El augusto sacrificio del altar termina con la comunión del divino banquete. Sin embargo, como todos saben, para la integridad del mismo sacrificio se requiere sólo que el sacerdote se nutra con el alimento celestial, y no que también el pueblo -cosa que, por lo demás, es muy deseable- se acerque a la sagrada comunión. Nos place reiterar a este propósito las advertencias que nuestro predecesor Benedicto XIV escribe acerca de las definiciones del concilio Tridentino: “En primer lugar hemos de decir que a ningún fiel se le puede ocurrir que las misas privadas, en las cuales sólo el sacerdote recibe la Eucaristía, pierdan por esto el valor del verdadero, perfecto e íntegro sacrificio instituido por Cristo Señor Nuestro, y que por lo mismo hayan de considerarse ilícitas. Pues los fieles no ignoran, o por lo menos pueden fácilmente ser instruidos en ello, que el sacrosanto concilio de Trento, fundado en la doctrina que ha conservado la perpetua tradición de la Iglesia, condenó la nueva y falsa doctrina contraria de Lutero”. “Quien dijere que las misas en que sólo el sacerdote comulga sacramentalmente son ilícitas, y que, por lo mismo, hay que suprimirlas, sea anatema”.
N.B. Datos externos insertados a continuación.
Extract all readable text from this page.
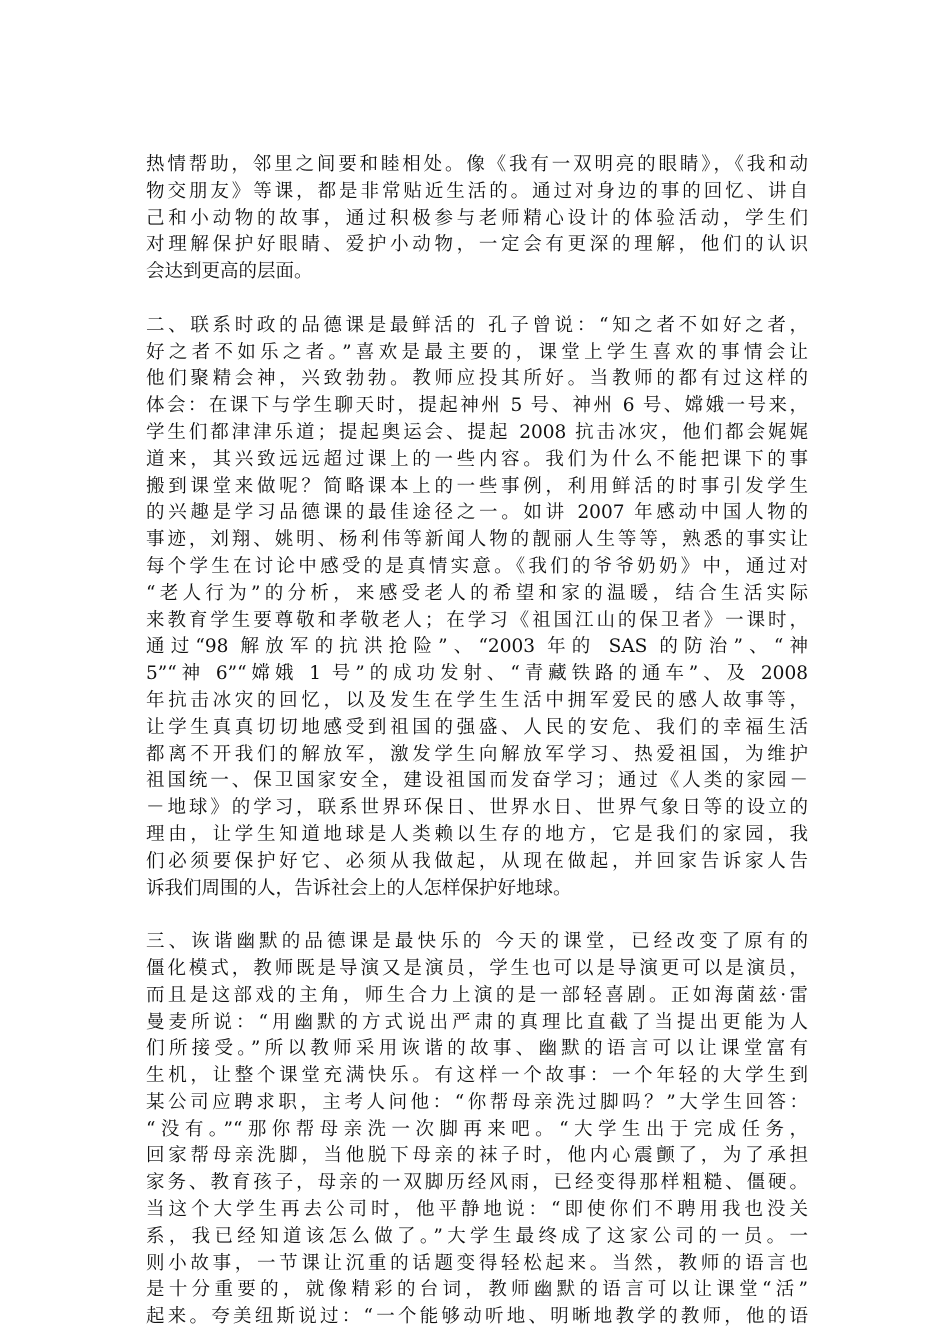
热情帮助，邻里之间要和睦相处。像《我有一双明亮的眼睛》，《我和动
物交朋友》等课，都是非常贴近生活的。通过对身边的事的回忆、讲自
己和小动物的故事，通过积极参与老师精心设计的体验活动，学生们
对理解保护好眼睛、爱护小动物，一定会有更深的理解，他们的认识
会达到更高的层面。
二、联系时政的品德课是最鲜活的 孔子曾说：“知之者不如好之者，
好之者不如乐之者。”喜欢是最主要的，课堂上学生喜欢的事情会让
他们聚精会神，兴致勃勃。教师应投其所好。当教师的都有过这样的
体会：在课下与学生聊天时，提起神州 5 号、神州 6 号、嫦娥一号来，
学生们都津津乐道；提起奥运会、提起 2008 抗击冰灾，他们都会娓娓
道来，其兴致远远超过课上的一些内容。我们为什么不能把课下的事
搬到课堂来做呢？简略课本上的一些事例，利用鲜活的时事引发学生
的兴趣是学习品德课的最佳途径之一。如讲 2007 年感动中国人物的
事迹，刘翔、姚明、杨利伟等新闻人物的靓丽人生等等，熟悉的事实让
每个学生在讨论中感受的是真情实意。《我们的爷爷奶奶》中，通过对
“老人行为”的分析，来感受老人的希望和家的温暖，结合生活实际
来教育学生要尊敬和孝敬老人；在学习《祖国江山的保卫者》一课时，
通过“98 解放军的抗洪抢险”、“2003 年的 SAS 的防治”、“神
5”“神 6”“嫦娥 1 号”的成功发射、“青藏铁路的通车”、及 2008
年抗击冰灾的回忆，以及发生在学生生活中拥军爱民的感人故事等，
让学生真真切切地感受到祖国的强盛、人民的安危、我们的幸福生活
都离不开我们的解放军，激发学生向解放军学习、热爱祖国，为维护
祖国统一、保卫国家安全，建设祖国而发奋学习；通过《人类的家园－
－地球》的学习，联系世界环保日、世界水日、世界气象日等的设立的
理由，让学生知道地球是人类赖以生存的地方，它是我们的家园，我
们必须要保护好它、必须从我做起，从现在做起，并回家告诉家人告
诉我们周围的人，告诉社会上的人怎样保护好地球。
三、诙谐幽默的品德课是最快乐的 今天的课堂，已经改变了原有的
僵化模式，教师既是导演又是演员，学生也可以是导演更可以是演员，
而且是这部戏的主角，师生合力上演的是一部轻喜剧。正如海菌兹·雷
曼麦所说：“用幽默的方式说出严肃的真理比直截了当提出更能为人
们所接受。”所以教师采用诙谐的故事、幽默的语言可以让课堂富有
生机，让整个课堂充满快乐。有这样一个故事：一个年轻的大学生到
某公司应聘求职，主考人问他：“你帮母亲洗过脚吗？”大学生回答：
“没有。”“那你帮母亲洗一次脚再来吧。“大学生出于完成任务，
回家帮母亲洗脚，当他脱下母亲的袜子时，他内心震颤了，为了承担
家务、教育孩子，母亲的一双脚历经风雨，已经变得那样粗糙、僵硬。
当这个大学生再去公司时，他平静地说：“即使你们不聘用我也没关
系，我已经知道该怎么做了。”大学生最终成了这家公司的一员。一
则小故事，一节课让沉重的话题变得轻松起来。当然，教师的语言也
是十分重要的，就像精彩的台词，教师幽默的语言可以让课堂“活”
起来。夸美纽斯说过：“一个能够动听地、明晰地教学的教师，他的语
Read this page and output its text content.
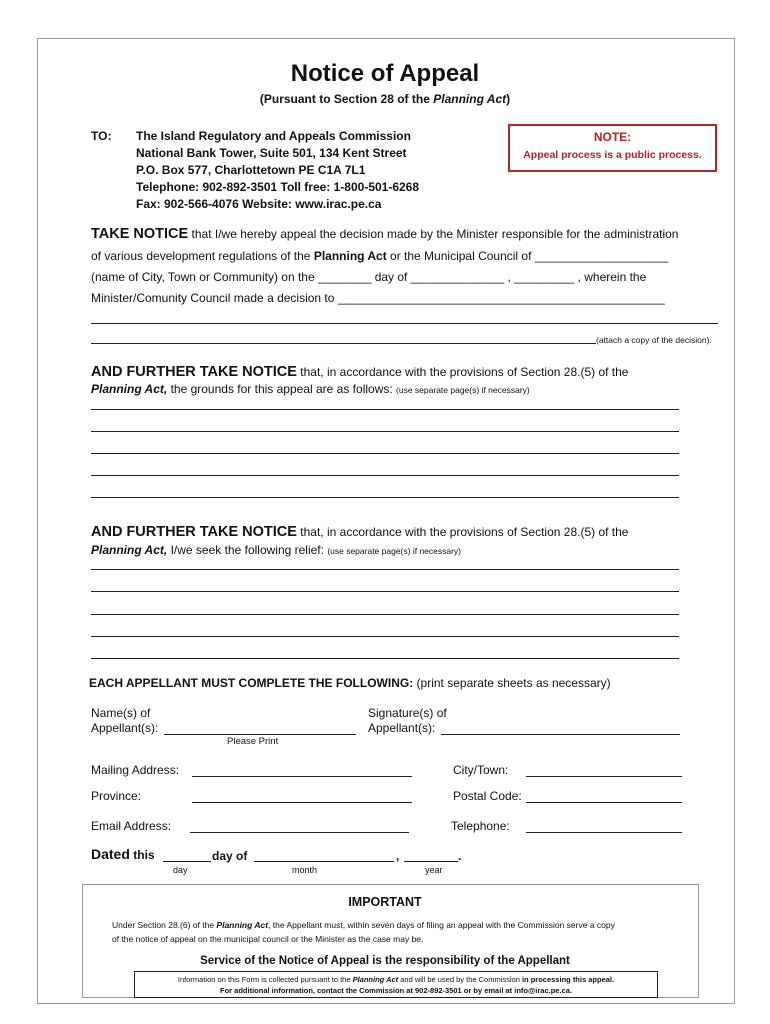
Notice of Appeal
(Pursuant to Section 28 of the Planning Act)
TO: The Island Regulatory and Appeals Commission
National Bank Tower, Suite 501, 134 Kent Street
P.O. Box 577, Charlottetown PE C1A 7L1
Telephone: 902-892-3501 Toll free: 1-800-501-6268
Fax: 902-566-4076 Website: www.irac.pe.ca
NOTE:
Appeal process is a public process.
TAKE NOTICE that I/we hereby appeal the decision made by the Minister responsible for the administration
of various development regulations of the Planning Act or the Municipal Council of ____________________
(name of City, Town or Community) on the ________ day of ______________ , _________ , wherein the
Minister/Comunity Council made a decision to _________________________________________________
(attach a copy of the decision).
AND FURTHER TAKE NOTICE that, in accordance with the provisions of Section 28.(5) of the
Planning Act, the grounds for this appeal are as follows: (use separate page(s) if necessary)
AND FURTHER TAKE NOTICE that, in accordance with the provisions of Section 28.(5) of the
Planning Act, I/we seek the following relief: (use separate page(s) if necessary)
EACH APPELLANT MUST COMPLETE THE FOLLOWING: (print separate sheets as necessary)
Name(s) of
Appellant(s):
Please Print
Signature(s) of
Appellant(s):
Mailing Address:	City/Town:
Province:	Postal Code:
Email Address:	Telephone:
Dated this	day of	,	.
day	month	year
IMPORTANT
Under Section 28.(6) of the Planning Act, the Appellant must, within seven days of filing an appeal with the Commission serve a copy
of the notice of appeal on the municipal council or the Minister as the case may be.
Service of the Notice of Appeal is the responsibility of the Appellant
Information on this Form is collected pursuant to the Planning Act and will be used by the Commission in processing this appeal.
For additional information, contact the Commission at 902-892-3501 or by email at info@irac.pe.ca.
Están fuera, pues, del camino de la verdad los que no quieren celebrar el santo sacrificio si el pueblo cristiano no se acerca a la sagrada mesa; pero más yerran todavía los que, para probar que es enteramente necesario que los fieles, junto con el sacerdote, reciban el alimento eucarístico, afirman capciosamente que aquí no se trata sólo de un sacrificio, sino del sacrificio y del convite de la comunidad fraterna, y hacen de la sagrada comunión, recibida en común, como la cima de toda la celebración. Se debe, pues, una vez más advertir que el sacrificio eucarístico, por su misma naturaleza, es la incruenta inmolación de la divina Víctima, inmolación que se manifiesta místicamente por la separación de las sagradas especies y por la oblación de las mismas al Eterno Padre.

Os exhortamos a que, alejando cuanto sepa a error y falacia y reprobando cuanto se opone a la verdad y al orden, promováis las iniciativas que ponen al alcance del pueblo un conocimiento más profundo de la sagrada liturgia.

También es nuestro insistente deseo recomendar el decoro que debe reinar en los sagrados templos y altares. Obligados por nuestra conciencia y oficio, nos sentimos precisados a tener que reprobar y condenar ciertas imágenes y formas últimamente introducidas por algunos, que, a su extravagancia y degeneración estética, unen el ofender claramente más de una vez al decoro, a la piedad y a la modestia cristiana, y ofenden el mismo sentimiento religioso; todo eso debe alejarse y desterrarse en absoluto de nuestras iglesias, “y en general todo lo que desdice de la santidad del lugar” (Código de Derecho canónico canon 1178).